Ways to progress using the F chord
The first way to progress is by changing how you play the chords. There are two main ways to do this with any given major chord, for example. One is to go down one step in terms of tone or quality.
The second option is to move up one step in term of position. This means that instead of playing the third note as the root, you play the fifth as the root. To make it more clear, think about it like putting your hand through the middle finger hole of a guitar string.
By moving up one step in position, what happens is you get a higher pitch than normal. A high pitched sound is called a sharp (think double-bass) and a lower pitched sound is a flat (think bass drop).
Using our example above, the first option would be to take the third degree of the chord and lowering it one whole step. So, the third would become the fourth, the fourth becomes the fifth, and so on until you reach the root!

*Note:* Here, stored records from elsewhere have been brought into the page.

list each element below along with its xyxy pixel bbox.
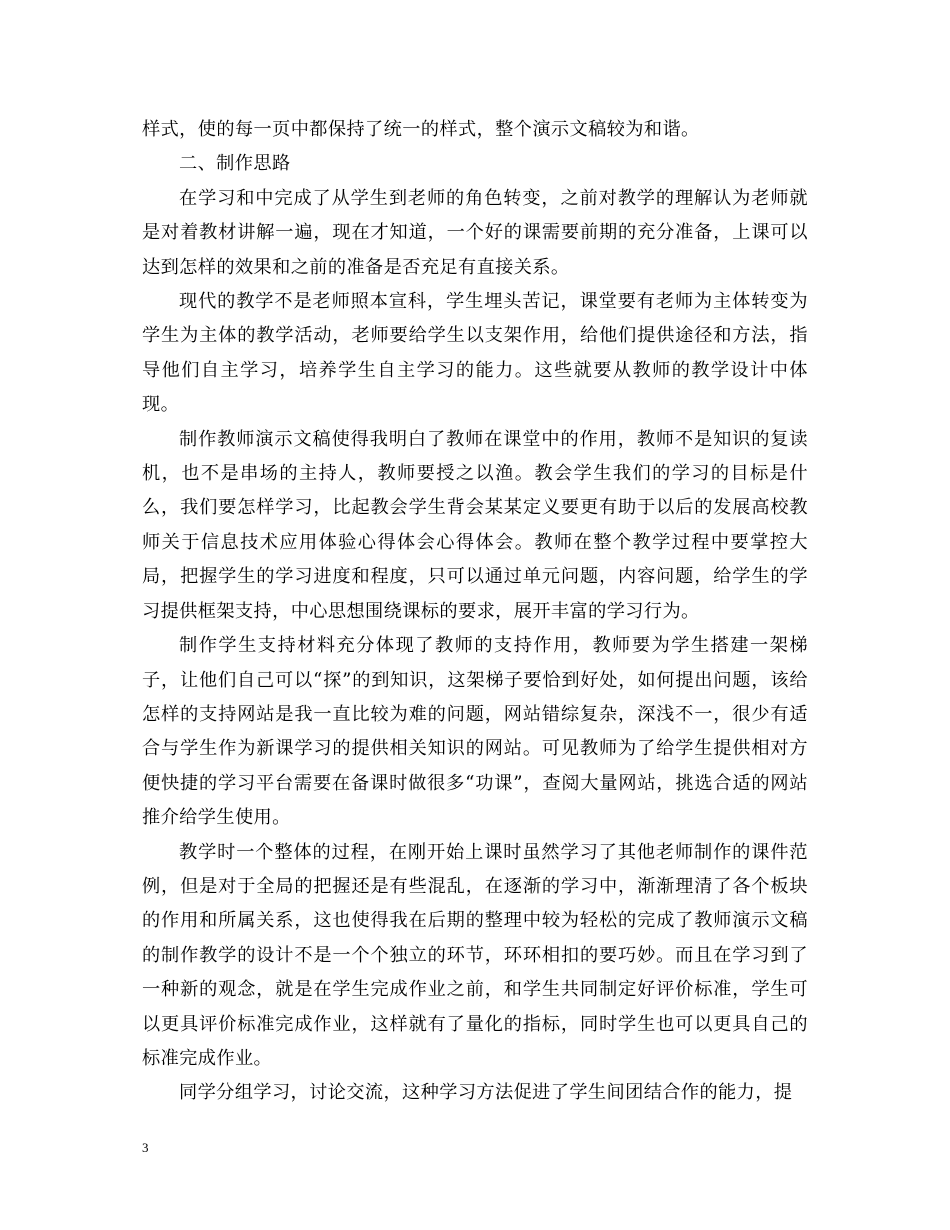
paragraph: 现代的教学不是老师照本宣科，学生埋头苦记，课堂要有老师为主体转变为学生为主体的教学活动，老师要给学生以支架作用，给他们提供途径和方法，指导他们自主学习，培养学生自主学习的能力。这些就要从教师的教学设计中体现。 — [142, 291, 808, 416]
paragraph: 制作学生支持材料充分体现了教师的支持作用，教师要为学生搭建一架梯子，让他们自己可以“探”的到知识，这架梯子要恰到好处，如何提出问题，该给怎样的支持网站是我一直比较为难的问题，网站错综复杂，深浅不一，很少有适合与学生作为新课学习的提供相关知识的网站。可见教师为了给学生提供相对方便快捷的学习平台需要在备课时做很多“功课”，查阅大量网站，挑选合适的网站推介给学生使用。 — [142, 635, 808, 829]
paragraph: 制作教师演示文稿使得我明白了教师在课堂中的作用，教师不是知识的复读机，也不是串场的主持人，教师要授之以渔。教会学生我们的学习的目标是什么，我们要怎样学习，比起教会学生背会某某定义要更有助于以后的发展高校教师关于信息技术应用体验心得体会心得体会。教师在整个教学过程中要掌控大局，把握学生的学习进度和程度，只可以通过单元问题，内容问题，给学生的学习提供框架支持，中心思想围绕课标的要求，展开丰富的学习行为。 — [142, 428, 808, 622]
page-number: 3 — [142, 1140, 149, 1155]
paragraph: 教学时一个整体的过程，在刚开始上课时虽然学习了其他老师制作的课件范例，但是对于全局的把握还是有些混乱，在逐渐的学习中，渐渐理清了各个板块的作用和所属关系，这也使得我在后期的整理中较为轻松的完成了教师演示文稿的制作教学的设计不是一个个独立的环节，环环相扣的要巧妙。而且在学习到了一种新的观念，就是在学生完成作业之前，和学生共同制定好评价标准，学生可以更具评价标准完成作业，这样就有了量化的指标，同时学生也可以更具自己的标准完成作业。 — [142, 841, 808, 1069]
document-body — [142, 113, 808, 1111]
paragraph: 在学习和中完成了从学生到老师的角色转变，之前对教学的理解认为老师就是对着教材讲解一遍，现在才知道，一个好的课需要前期的充分准备，上课可以达到怎样的效果和之前的准备是否充足有直接关系。 — [142, 187, 808, 278]
paragraph-continuation: 样式，使的每一页中都保持了统一的样式，整个演示文稿较为和谐。 — [142, 119, 700, 140]
paragraph: 同学分组学习，讨论交流，这种学习方法促进了学生间团结合作的能力，提 — [179, 1082, 793, 1104]
section-heading: 二、制作思路 — [179, 153, 291, 175]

This is an easy way to learn how to play the F chord because now every part of the chord has its own place and role. You can also use these concepts outside of music theory such as going from III to IV at the end of a song.
Songs that use the F chord
Many songs start with an open position of the guitar where either the root, or first note is the F-chord.
Tips for playing the F chord
The second way to play the F major chord is using your hand position first, index finger along the bass string, middle finger on the third fret of the top string, and ring or pinky finger on the fifth fret of the lower string.
Your thumb can be either up or down, depending on how you like to play the guitar. Some people use their thumbs as barre chords, which is great to know!
After all these fingers are in place, you simply slide your left hand across the neck towards the right side until all three fingers meet at the same time. Then push upwards with your index finger to produce the note G. Repeat this process for other notes within the chord to learn how to play it correctly!
This technique is called hammer-ons and lacing. Both are very important skills to have if you want to truly master the chord structure of music.
The Jam Addict team is a revolving door of writers who care about music, its effects on culture, and giving aspiring artists tools and knowledge to be inspired and keep on creating.